The classical Weyl problem (solved by Lewy, Alexandrov, Pogorelov, and others) asks whether any metric of curvature K≥0 on the sphere is induced on the boundary of a unique convex body in $\R^3$. The answer was extended to surfaces in hyperbolic space by Alexandrov in the 1950s, and a ``dual'' statement, describing convex bodies in terms of the third fundamental form of their boundary (e.g. their dihedral angles, for an ideal polyhedron) was later proved.

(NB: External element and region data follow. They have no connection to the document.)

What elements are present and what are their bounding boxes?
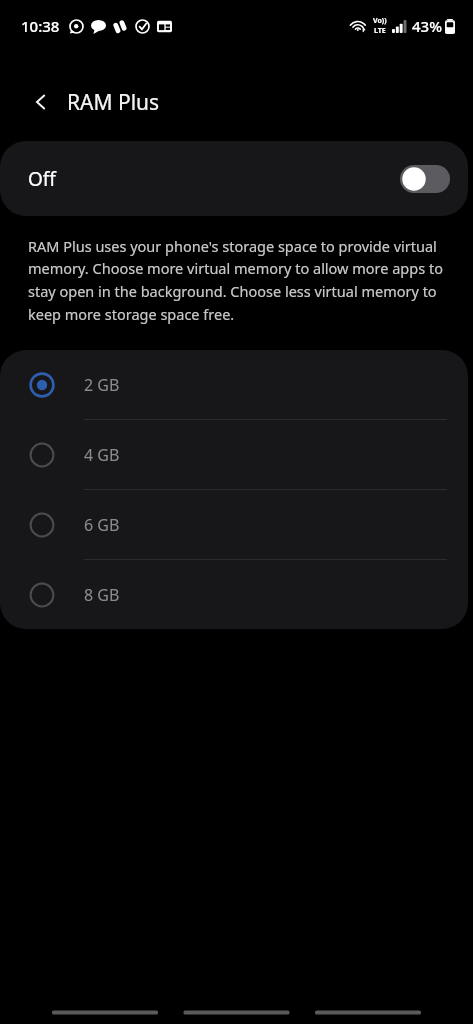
button[interactable]: 2 GB <box>0 350 468 419</box>
button[interactable]: Off <box>0 141 468 216</box>
staticText: Vo)) <box>373 16 387 26</box>
staticText: 43% <box>412 16 442 36</box>
button[interactable]: 4 GB <box>0 420 468 489</box>
staticText: RAM Plus <box>67 88 160 117</box>
staticText: 6 GB <box>84 514 120 536</box>
staticText: 10:38 <box>21 16 60 36</box>
staticText: 8 GB <box>84 584 120 606</box>
staticText: LTE <box>374 26 386 36</box>
button[interactable]: 8 GB <box>0 560 468 629</box>
staticText: Off <box>28 166 56 192</box>
staticText: RAM Plus uses your phone's storage space… <box>28 236 451 324</box>
button[interactable]: Back <box>20 81 62 123</box>
staticText: 4 GB <box>84 444 120 466</box>
staticText: 2 GB <box>84 374 120 396</box>
button[interactable]: 6 GB <box>0 490 468 559</box>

We describe three conjectural generalizations of the Weyl problem in $\HH^3$ and its dual to unbounded convex subsets and convex surfaces, in ways that are relevant to contemporary geometry since a number of recent results and well-known open problems can be considered as special cases. One focus is on convex domain having a ``thin'' asymptotic boundary, for instance a quasicircle -- this part of the problem is strongly related to the theory of Kleinian groups. A second direction is towards convex subsets with a ``thick'' ideal boundary, for instance a disjoint union of disks -- here one find connections to problems in complex analysis, such as the Koebe circle domain conjecture. A third direction is towards complete, convex disks of infinite area in $\HH^3$ and surfaces in hyperbolic ends -- with connections to questions on circle packings or grafting on the hyperbolic disk. Similar statements are proposed in anti-de Sitter geometry, a Lorentzian cousin of hyperbolic geometry where interesting new phenomena can occur, and in Minkowski and Half-pipe geometry. We also collect some partial new results mostly based on recent works.